Under each parameter setting, we repeat the experiments 10 times for all methods, and the average results are reported for fair comparison.

4.3 Results and Analysis

The clustering performance measured by clustering accuracy (ACC) and normalized mutual information (NMI) of all methods are given in Tables 2-3. It is obvious that our method has better results than other algorithms. The superiority of DKM verifies that it could better explore cluster structure by uncovering the hierarchical semantics of data. That is, by utilizing the deep framework to conduct k-means hierarchically, the hidden structure of data is learned in a layerwise way, and finally, a better high-level, final-layer representation can be obtained for clustering task.
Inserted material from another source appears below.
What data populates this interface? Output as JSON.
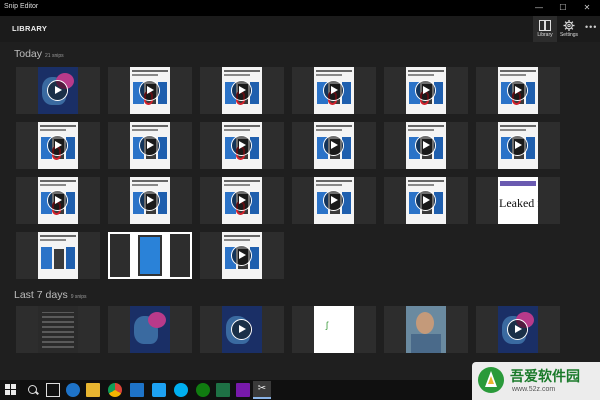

By leveraging the deep framework and k-means model, the proposed DKM can enhance the performance of data clustering in general cases.

Table 2. Clustering results of ACC on all data sets.
Table 3. Clustering results of NMI of on all data sets.

Based on the theoretical analysis and empirical results presented in this paper, it would be interesting to combine deep structure learning and classical machine learning models into a unified framework. By taking advantages of the both learning paradigms, more promising results in various learning tasks can be expected.

5 Conclusion

In this paper, we propose a novel deep k-means model to learn the hidden information with respect to multiple level characteristics. By utilizing the deep structure to conduct k-means hierarchically, the data hierarchical semantics is learned in a layerwise way. Through the deep k-means structure, instances from same class are pushed closer layer by layer, which benefits the subsequent clustering task. We also introduce an alternative updating algorithm to address the corresponding optimization problem. Experiments are conducted on six benchmark data sets and show promising results of our model against several state-of-the-art algorithms.